Codeforces Beta Round #2 B. The least round way DP + 数论

http://codeforces.com/problemset/problem/2/B

题意: 

给定n*n的一个数字矩阵,求从左上角(1,1)走到右下角(n,n)将每个数字相乘,使得乘机中包含的0最少。要求只能往下走或者往右走。

思路:

状态转移方程很好看,关键是怎么保证所得乘积所含0个数最少。想一下如何才能使乘积中出现0呢?只有质因子2*5才能出现0,其余的质因子相乘不会出现。所以我们只要保证使得2与5的个数凑出来的10最少即可,即2与5的个数最少即可 我们肯定得到一条路线使得ans = min(2num,5num); ans的值在所有路线里是最小的。即得到了所得答案。

开始我同时枚举的路线上的2与5的个数,样例能过但是wa,其实这样写转移方程不对的。我们是要的是min(2num,5num),我们怎样保证2最少的同时保证5最少。。不好弄。

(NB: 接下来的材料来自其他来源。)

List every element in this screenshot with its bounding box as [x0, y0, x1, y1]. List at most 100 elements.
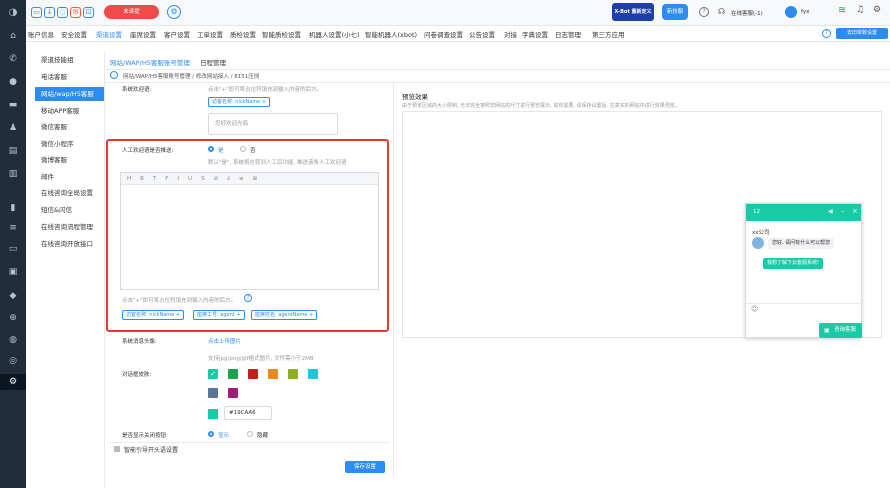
home-icon[interactable]: ⌂	[7, 30, 19, 42]
nav-item[interactable]: 日志管理	[555, 29, 581, 39]
sidebar-item[interactable]: 渠道技能组	[35, 53, 105, 67]
skin-swatch[interactable]	[308, 369, 318, 379]
nav-item[interactable]: 质检设置	[230, 29, 256, 39]
tag-label: 访客名称: nickName	[212, 99, 261, 105]
consult-button[interactable]: ▣ 咨询客服	[819, 323, 862, 338]
sidebar-item[interactable]: 在线咨询开放接口	[35, 237, 105, 251]
nav-item[interactable]: 智能机器人(xbot)	[365, 29, 417, 39]
lock-icon[interactable]: ⊡	[83, 7, 94, 18]
help-icon[interactable]: ?	[699, 7, 709, 17]
window-icon[interactable]: ▭	[31, 7, 42, 18]
color-input[interactable]: #19CAA6	[224, 406, 272, 420]
sidebar-item[interactable]: 微信客服	[35, 120, 105, 134]
emoji-icon[interactable]: ☺	[751, 305, 758, 313]
volume-icon[interactable]: ◀	[828, 208, 833, 215]
sidebar-item[interactable]: 网站/wap/H5客服	[35, 87, 105, 101]
nav-item[interactable]: 问卷调查设置	[424, 29, 463, 39]
sidebar-item[interactable]: 移动APP客服	[35, 104, 105, 118]
save-button[interactable]: 保存设置	[345, 461, 385, 473]
sidebar-item[interactable]: 微信小程序	[35, 137, 105, 151]
manual-greeting-label: 人工欢迎语是否推送:	[122, 148, 174, 154]
avatar[interactable]	[785, 6, 797, 18]
nav-item[interactable]: 字典设置	[522, 29, 548, 39]
chat-icon[interactable]: ●	[7, 76, 19, 88]
inbox-icon[interactable]: ▣	[7, 266, 19, 278]
nav-item[interactable]: 对接	[504, 29, 517, 39]
nav-item[interactable]: 工单设置	[197, 29, 223, 39]
plus-circle-icon[interactable]: ⊕	[7, 312, 19, 324]
close-icon[interactable]: ×	[852, 207, 858, 215]
sidebar-item[interactable]: 在线咨询流程管理	[35, 220, 105, 234]
chat-icon[interactable]: ◌	[57, 7, 68, 18]
tag-label: 访客名称: nickName	[126, 312, 175, 318]
promo-banner[interactable]: X-Bot 重新定义	[612, 3, 654, 21]
chat-window-num: 12	[753, 209, 760, 215]
book-icon[interactable]: ▥	[7, 168, 19, 180]
nav-item[interactable]: 公告设置	[469, 29, 495, 39]
nav-item[interactable]: 渠道设置	[96, 29, 122, 39]
nav-item[interactable]: 安全设置	[61, 29, 87, 39]
help-icon[interactable]: ?	[822, 29, 831, 38]
pill-button[interactable]: 未读提	[104, 5, 159, 19]
nav-item[interactable]: 机器人设置(小七)	[309, 29, 360, 39]
nav-item[interactable]: 第三方应用	[592, 29, 625, 39]
headset-icon: ☊	[718, 7, 726, 16]
radio-hide[interactable]	[247, 431, 253, 437]
skin-swatch[interactable]	[288, 369, 298, 379]
sidebar-item[interactable]: 在线咨询全局设置	[35, 186, 105, 200]
sidebar-item[interactable]: 邮件	[35, 170, 105, 184]
agent-tag[interactable]: 座席工号: agent +	[193, 310, 245, 320]
settings-icon[interactable]: ⚙	[873, 5, 881, 15]
sidebar-item[interactable]: 短信&闪信	[35, 203, 105, 217]
username[interactable]: fyx	[801, 9, 809, 15]
textarea-placeholder: 您好欢迎光临	[215, 121, 249, 127]
rich-editor[interactable]: HBTFIUS⊘∂≡⊞	[120, 172, 379, 290]
tab-schedule[interactable]: 日程管理	[200, 57, 226, 67]
agent-status[interactable]: 在线客服(-1)	[731, 9, 763, 17]
close-button-label: 是否显示关闭按钮:	[122, 433, 168, 439]
list-icon[interactable]: ≡	[7, 222, 19, 234]
nav-item[interactable]: 客户设置	[164, 29, 190, 39]
new-version-button[interactable]: 新技服	[662, 4, 688, 20]
section-toggle-icon[interactable]	[114, 446, 120, 452]
chart-icon[interactable]: ▮	[7, 202, 19, 214]
user-icon[interactable]: ♟	[7, 122, 19, 134]
minimize-icon[interactable]: –	[841, 207, 845, 215]
bell-icon[interactable]: ♫	[856, 5, 864, 15]
help-icon[interactable]: ?	[244, 294, 252, 302]
clipboard-icon[interactable]: ▤	[7, 145, 19, 157]
company-name: xx公司	[752, 230, 770, 236]
nickname-tag[interactable]: 访客名称: nickName +	[208, 97, 271, 107]
shield-icon[interactable]: ◆	[7, 290, 19, 302]
skin-swatch[interactable]	[248, 369, 258, 379]
old-version-button[interactable]: 去旧单致设置	[836, 28, 888, 39]
sidebar-item[interactable]: 电话客服	[35, 70, 105, 84]
sidebar-item[interactable]: 微博客服	[35, 153, 105, 167]
nav-item[interactable]: 座席设置	[130, 29, 156, 39]
mail-icon[interactable]: ▬	[7, 99, 19, 111]
phone-icon[interactable]: ✆	[7, 53, 19, 65]
monitor-icon[interactable]: ▭	[7, 243, 19, 255]
download-icon[interactable]: ↓	[44, 7, 55, 18]
agent-name-tag[interactable]: 座席姓名: agentName +	[251, 310, 318, 320]
back-icon[interactable]: ‹	[110, 71, 118, 79]
gear-icon[interactable]: ⚙	[167, 5, 181, 19]
skin-swatch[interactable]	[268, 369, 278, 379]
skin-swatch[interactable]	[208, 388, 218, 398]
nav-item[interactable]: 账户信息	[28, 29, 54, 39]
nav-item[interactable]: 智能质检设置	[262, 29, 301, 39]
consult-button-label: 咨询客服	[834, 327, 857, 333]
message-icon[interactable]: ◍	[7, 334, 19, 346]
upload-link[interactable]: 点击上传图片	[208, 337, 241, 345]
radio-no[interactable]	[240, 146, 246, 152]
radio-yes[interactable]	[208, 146, 214, 152]
skin-swatch[interactable]	[228, 369, 238, 379]
nickname-tag[interactable]: 访客名称: nickName +	[122, 310, 185, 320]
compass-icon[interactable]: ◎	[7, 355, 19, 367]
gear-icon[interactable]: ⚙	[0, 374, 26, 390]
greeting-textarea[interactable]: 您好欢迎光临	[208, 113, 338, 135]
mail-icon[interactable]: ✉	[70, 7, 81, 18]
radio-show[interactable]	[208, 431, 214, 437]
skin-swatch[interactable]	[228, 388, 238, 398]
skin-swatch[interactable]: ✓	[207, 368, 219, 380]
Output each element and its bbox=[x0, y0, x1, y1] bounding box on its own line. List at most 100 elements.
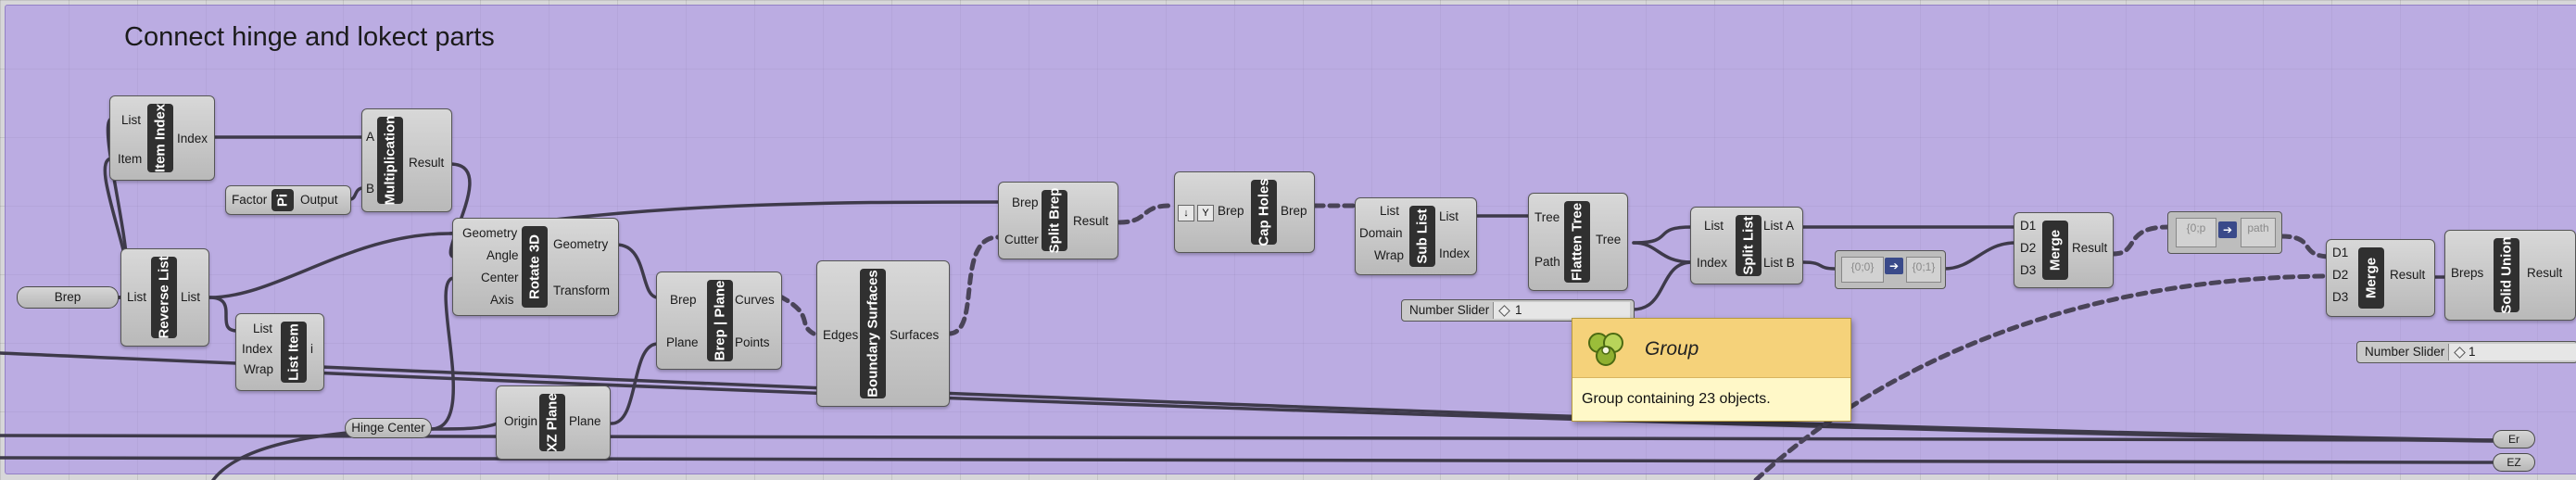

后来看了一下解题报告,我们分2与5讨论,一条路线保证2最少 第二条路线保证5最少  那么第一条的5num肯定大于第二条路线5num  第二条的2num肯定大于第一条的2num

这样我们只要去min(ans1,ans2)即可。因为再走别的路线肯定会出现大于第一条路线的2num大于第二条路线5num。还有一个trick就死如果矩阵中出现0这样我们只要保证路过0就可以得到1的值,结果就为min(ans1,ans2,1)了。

才开始自己写的在处理1的时候,原点(1,1)我都给输出了,二逼啊。。。导致错了好多次。。。。

View Code
#include <iostream>

#include <cstdio>

#include <cstdlib>

#include <cstring>

#include <algorithm>

#include <cmath>

#include <queue>

#include <stack>

#include <set>

#include <map>

#include <string>



#define CL(a,num) memset((a),(num),sizeof(a))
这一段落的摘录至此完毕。